QUESTION: Smoke Detector/Fire Extinguishers

11 Replies

Hey everyone.  I'm nearing Closing on my first two properties.  Both are multiplexes (4 unit and 5 unit).  For those of you with multiplexes, do you use smoke detectors that are "linked" to each other?  In other words, if the detectors sounds off in Unit 1, the detectors also alarm Units 2, 3, etc.?  I can see pros and cons of the "linked" and "standalone" detectors.  

Second, what are your thoughts on placement of extinguishers?  For reference of my current perspective, (in my two-story home) my 5 detectors are "linked" and I have 4 extinguishers (1 specific for kitchen use and 1 general purpose in each of these areas:  main floor, second floor and garage.  

Are there any state/county/etc. laws that mandate these safety items in rentals?  Lastly, these properties are in rural communities and I will check with local offices.  

Thanks in advance...


We are mandated (for multi units) to install hard wired Smoke/CO detectors that are positioned outside all bedrooms, apartment entry doors, basements near any heating or HW mechanicals & laundry rooms. 

We were recently mandated to install complete fire sprinkler systems & I have been actively doing it along with the required hardwired/battery backup EXIT signs. 

It was signed off as 'compliant' by the Bldg Insp. & our Commercial Architect as they could render the property non-complaint & shut us down. We always had fire extinguishers supplied but found most tenants buried them in a closet somewhere.

Having completed the Fire Sprinkler system (& after taking the design/install courses on it) I would definitely install it in any future new build.

Check your local law in RI we needed to have a fire alarm in a 5 or more unit building. They did a pre sale inspection and it had to pass, including exit signs and emergency lights. In some areas of MA you need a sprinkler in 3 units, others you do not, check with the fire department before closing.

I would like to piggyback on this and see how many people monitor and update their duplex, fourplex, type units with the latest smoke & carbon monoxide detectors? Am I obligated as a landlord to continually check on this? 

If I have them installed, is the tenant responsible for keeping the batteries in check while occupying the place? 

The reason I ask is I have gone in after they have vacated to find out that the batteries had died and were removed. Probably because they were annoyed by the warning beep and didn't notify me?

Should I be checking in on them regularly? If the units are older, do they need to be brought up to current code?

you need to investigate, because the rules for a 4 unit (considered residential) and the 5 unit (considered commercial) in many jurisdictions in WI you must have a sprinkler system in the 5 unit, some places require it in 3 or more units, as well as hard wired interconnected smoke and CO detectors, you may be able to get away with the wireless inter connected units, but check with the local fire inspector. 

A friend found these links for me (chime in if you found something else):

1 or 2 family units:

3 or more units:

You should always check with state and local laws.

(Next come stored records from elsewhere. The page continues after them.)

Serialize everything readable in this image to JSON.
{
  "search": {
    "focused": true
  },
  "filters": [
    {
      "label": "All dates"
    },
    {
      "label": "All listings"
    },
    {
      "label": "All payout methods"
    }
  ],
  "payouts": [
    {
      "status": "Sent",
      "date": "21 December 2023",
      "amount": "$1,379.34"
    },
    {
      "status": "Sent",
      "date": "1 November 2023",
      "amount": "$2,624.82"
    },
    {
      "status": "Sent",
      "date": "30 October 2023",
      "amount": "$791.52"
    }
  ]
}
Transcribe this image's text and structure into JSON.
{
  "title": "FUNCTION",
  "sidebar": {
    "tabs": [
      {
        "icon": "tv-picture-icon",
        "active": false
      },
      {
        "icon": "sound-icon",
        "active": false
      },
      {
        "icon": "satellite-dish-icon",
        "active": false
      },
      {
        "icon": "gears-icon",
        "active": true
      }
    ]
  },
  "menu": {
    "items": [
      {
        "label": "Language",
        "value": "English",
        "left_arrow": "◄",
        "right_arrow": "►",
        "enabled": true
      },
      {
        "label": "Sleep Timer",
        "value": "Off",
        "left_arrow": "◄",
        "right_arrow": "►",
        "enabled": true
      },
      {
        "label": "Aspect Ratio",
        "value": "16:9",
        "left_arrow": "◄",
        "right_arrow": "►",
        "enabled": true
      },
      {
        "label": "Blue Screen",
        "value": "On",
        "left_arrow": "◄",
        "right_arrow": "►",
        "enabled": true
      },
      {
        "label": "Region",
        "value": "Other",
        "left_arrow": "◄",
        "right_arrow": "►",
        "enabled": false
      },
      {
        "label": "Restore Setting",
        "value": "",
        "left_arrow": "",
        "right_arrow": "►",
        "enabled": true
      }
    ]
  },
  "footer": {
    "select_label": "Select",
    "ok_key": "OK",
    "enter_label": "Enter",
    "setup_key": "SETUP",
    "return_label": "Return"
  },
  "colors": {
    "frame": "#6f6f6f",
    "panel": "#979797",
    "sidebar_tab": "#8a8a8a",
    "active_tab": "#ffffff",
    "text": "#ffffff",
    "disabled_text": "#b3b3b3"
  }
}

In California at least for new buildings we need fire extinguishers within 75 from any point in the building. However even though my rental has one in the stairwell 15 feet from the 1br unit entry door I bought one to keep in the unit. For less than $50 I like the peace of mind knowing my tenant won't panic run out to get the extinguisher if they even remember it is there then have the door lock behind them.

As for linking smoke detectors between units I would only do that if required by law. You don't want to get tenant complaints every time a neighbor burns their bacon. (however check with local law, this is not legal advice)

CO detector, 10 year battery life is required in California.

Most detectors are sensitive to dust and creating emitting occasional nuisance sound even you replaced the battery.

Chk on fire resistant door burning time and escape hanging ladder requirements( more than 1 story) in your area.

HI Drew, 

When I go through the apartment with my tenant to sign the lease I open up a fresh pack of batteries and put them in.  I then have them sign that there are new batteries and they are now responsible for keeping the batteries in the detector and replacing them when needed.  

It also wouldn't hurt if your going there for one reason or another to just test them out quickly would only take a few extra seconds.

All fire/smoke system requirements are at the state/local level and therefore are different based on your locale.

That’s one thing I would be 100% that you’re up to date on. You don’t want to have a fire and try to explain that it’s not your fault that the renter took down the smoke detector.